Ce billet est le premier de notre nouvelle rubrique Journal Club (JC pour les intimes). Le JC est le moment où on parle de papiers récents proches des thématiques de recherche des gens de l'équipe. La bio-informatique n'échappe pas à cette tradition : étant un domaine en constante évolution et passionnante ébullition, un tas d'études et nouvelles méthodes d'analyse est publié régulièrement. Ainsi, mettre certaines d'entre elles en exergue ici nous a semblé une bonne idée.
Bonne lecture ! Et n'oubliez pas : les commentaires sont là pour entamer la discussion et aller plus loin 😉
Un rapide tour des journaux du mois de février 2012 que je suis et qui ont trait à la bio-informatique 🙂
Le monde merveilleux de la chromatine
Ce mois-ci, pas mal de papiers ont parlé de méthodes et outils d'analyse des états de la chromatine. D'abord, une "Correspondence" dans Nature Methods présente ChromHMM : il s'agit d'un outil qui découvre et décrit des états de la chromatine. Plus précisément, il utilise des modèles de Markov cachés (des Hidden Markov Models ou HMM) ce qui est une approche plutôt classique en la matière. Ce qui est intéressant ici c'est qu'on peut non seulement utiliser cet outil pour les découvrir, mais aussi pour caractériser leurs fonctions biologiques et les corréler à des jeux de données fonctionels, et visualiser les annotations au niveau génomique. Plus intéressant encore : il est possible d'analyser les états de la chromatine à travers de nombreux types cellulaires. Le logiciel est en Java ce qui vous permettra de l'utiliser quel que soit votre système d'exploitation. (Note personnelle : je connais vaguement le premier auteur du papier qui est un excellent bioinformaticien et qui a fait quelques logiciels d'analyse assez superbes jusque là. Celui-là ne devrait pas être en reste.)
Dans la veine "outil", si vous êtes un aficionado de Galaxy, il existe désormais le plug-in CHROMATRA pour vous aider à visualiser les taux d'enrichissement en prenant en compte la longueur des gènes (ou l'élément génomique de votre choix) ainsi que des caractéristiques supplémentaires telles que d'éventuelles données d'expression.

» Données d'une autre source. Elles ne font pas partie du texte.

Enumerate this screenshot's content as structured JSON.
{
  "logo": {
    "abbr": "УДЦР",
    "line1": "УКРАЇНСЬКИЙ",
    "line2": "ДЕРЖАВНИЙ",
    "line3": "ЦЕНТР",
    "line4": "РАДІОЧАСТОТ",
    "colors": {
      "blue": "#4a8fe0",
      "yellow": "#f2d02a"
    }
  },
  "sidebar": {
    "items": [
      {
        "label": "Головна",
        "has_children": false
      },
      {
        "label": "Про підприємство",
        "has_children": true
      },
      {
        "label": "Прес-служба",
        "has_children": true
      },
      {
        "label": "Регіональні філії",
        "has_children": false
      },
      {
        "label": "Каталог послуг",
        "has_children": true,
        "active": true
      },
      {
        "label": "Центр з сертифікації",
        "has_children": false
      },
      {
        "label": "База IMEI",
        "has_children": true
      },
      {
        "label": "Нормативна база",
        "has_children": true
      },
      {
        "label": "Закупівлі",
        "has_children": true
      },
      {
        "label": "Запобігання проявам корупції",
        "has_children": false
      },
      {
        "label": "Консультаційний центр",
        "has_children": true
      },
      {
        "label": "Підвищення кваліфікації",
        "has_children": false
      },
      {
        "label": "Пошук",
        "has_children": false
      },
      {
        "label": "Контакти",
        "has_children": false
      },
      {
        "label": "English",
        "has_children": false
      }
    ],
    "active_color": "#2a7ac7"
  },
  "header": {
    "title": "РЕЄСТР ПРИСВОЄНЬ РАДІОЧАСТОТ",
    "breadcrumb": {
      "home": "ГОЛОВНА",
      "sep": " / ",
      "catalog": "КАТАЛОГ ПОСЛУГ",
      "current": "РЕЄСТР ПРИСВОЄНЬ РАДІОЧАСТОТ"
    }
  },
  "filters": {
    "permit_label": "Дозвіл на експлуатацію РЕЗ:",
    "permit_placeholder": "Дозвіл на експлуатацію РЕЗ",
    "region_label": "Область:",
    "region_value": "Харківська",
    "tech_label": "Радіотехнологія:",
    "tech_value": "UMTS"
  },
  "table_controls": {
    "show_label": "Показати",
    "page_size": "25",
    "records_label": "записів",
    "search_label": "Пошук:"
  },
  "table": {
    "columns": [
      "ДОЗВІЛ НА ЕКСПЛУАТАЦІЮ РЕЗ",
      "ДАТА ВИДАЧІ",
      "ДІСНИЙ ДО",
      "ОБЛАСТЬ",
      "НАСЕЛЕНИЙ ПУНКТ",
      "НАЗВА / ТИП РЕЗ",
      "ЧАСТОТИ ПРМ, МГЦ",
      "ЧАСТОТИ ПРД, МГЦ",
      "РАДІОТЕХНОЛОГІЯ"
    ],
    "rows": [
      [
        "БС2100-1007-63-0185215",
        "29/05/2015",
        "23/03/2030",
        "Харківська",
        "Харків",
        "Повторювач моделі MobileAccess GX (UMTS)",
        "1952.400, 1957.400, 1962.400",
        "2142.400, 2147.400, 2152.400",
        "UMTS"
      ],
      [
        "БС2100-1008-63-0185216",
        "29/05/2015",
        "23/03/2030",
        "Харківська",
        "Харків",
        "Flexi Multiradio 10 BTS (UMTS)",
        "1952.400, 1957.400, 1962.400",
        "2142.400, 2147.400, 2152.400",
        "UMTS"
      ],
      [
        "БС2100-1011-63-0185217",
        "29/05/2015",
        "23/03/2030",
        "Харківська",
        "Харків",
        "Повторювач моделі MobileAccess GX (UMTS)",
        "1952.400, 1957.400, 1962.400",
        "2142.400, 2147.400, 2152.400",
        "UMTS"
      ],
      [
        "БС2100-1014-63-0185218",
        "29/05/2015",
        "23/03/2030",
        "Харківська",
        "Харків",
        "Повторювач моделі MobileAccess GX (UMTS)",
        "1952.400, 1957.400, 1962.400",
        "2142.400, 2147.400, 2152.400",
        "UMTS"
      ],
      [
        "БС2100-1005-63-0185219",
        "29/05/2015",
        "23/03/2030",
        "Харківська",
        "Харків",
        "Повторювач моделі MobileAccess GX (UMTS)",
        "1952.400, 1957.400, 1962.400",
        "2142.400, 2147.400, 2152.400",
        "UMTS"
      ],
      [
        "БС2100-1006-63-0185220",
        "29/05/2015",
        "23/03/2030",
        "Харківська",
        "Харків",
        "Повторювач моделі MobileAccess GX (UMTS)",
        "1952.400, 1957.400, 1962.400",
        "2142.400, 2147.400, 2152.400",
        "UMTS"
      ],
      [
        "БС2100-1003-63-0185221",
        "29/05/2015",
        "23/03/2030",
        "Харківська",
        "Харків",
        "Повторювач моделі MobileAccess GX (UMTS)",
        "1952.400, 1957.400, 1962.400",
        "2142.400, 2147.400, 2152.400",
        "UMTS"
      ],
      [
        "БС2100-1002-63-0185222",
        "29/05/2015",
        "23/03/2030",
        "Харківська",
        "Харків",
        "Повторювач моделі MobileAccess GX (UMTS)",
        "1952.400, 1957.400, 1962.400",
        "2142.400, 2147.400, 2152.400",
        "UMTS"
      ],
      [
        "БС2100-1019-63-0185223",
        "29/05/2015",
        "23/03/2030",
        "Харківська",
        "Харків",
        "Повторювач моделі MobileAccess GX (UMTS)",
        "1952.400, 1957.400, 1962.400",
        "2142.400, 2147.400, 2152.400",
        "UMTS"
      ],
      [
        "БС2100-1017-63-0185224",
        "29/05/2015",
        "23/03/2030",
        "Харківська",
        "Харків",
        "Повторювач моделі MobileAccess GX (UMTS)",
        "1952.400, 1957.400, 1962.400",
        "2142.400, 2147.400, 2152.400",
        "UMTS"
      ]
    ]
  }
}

Enfin, vous avez quelques papiers intéressants mais d'objet plus restreint dans la section "Gene Regulation, Chromatin and Epigenetics" de Nucleic Acids Research.
Des phages et autres bébêtes
Ce mois-ci, j'ai eu l'agréable surprise de découvrir une quantité non-négligeable de papiers traitant de sujets assez marrants. Ainsi, Bioinformatics publie un article présentant une approche théorique de classification des styles de vie des phages, appelée PHACTS. Les auteurs implémentent une combinaison d'algorithme de similarité et de classificateur de type Random Forest pour déterminer à partir de données de protéomique disponibles si le phage étudié est en cycle lytique ou en lysogénique. Ainsi, l'algo de similarité crée un jeu de données d'entraînement à partir de données déjà connues contenant des annotations sur le cycle de vie lequel sert à entraîner le classificateur. Ce dernier ensuite joue sur les données de votre phage d'intérêt. De façon assez impressionnante, le taux de précision est de 99%. C'est écrit en Perl et R, c'est sous une licence libre, alors mangez-en, c'est bon 🙂
Aussi dans Bioinformatics, un papier très sympa présente une façon de modéliser les réseaux moléculaires d'interactions intra- et intercellulaires. Que ce soit dans le cadre d'organismes multicellulaires ou de communautés microbiennes, ce genre d'approche présente la possibilité d'avoir une véritable image de comment les cellules se parlent. L'exemple dans le papier est avec un modèle murin d'adénocarcinome des poumons. Je vous laisse découvrir, ça vaut le détour !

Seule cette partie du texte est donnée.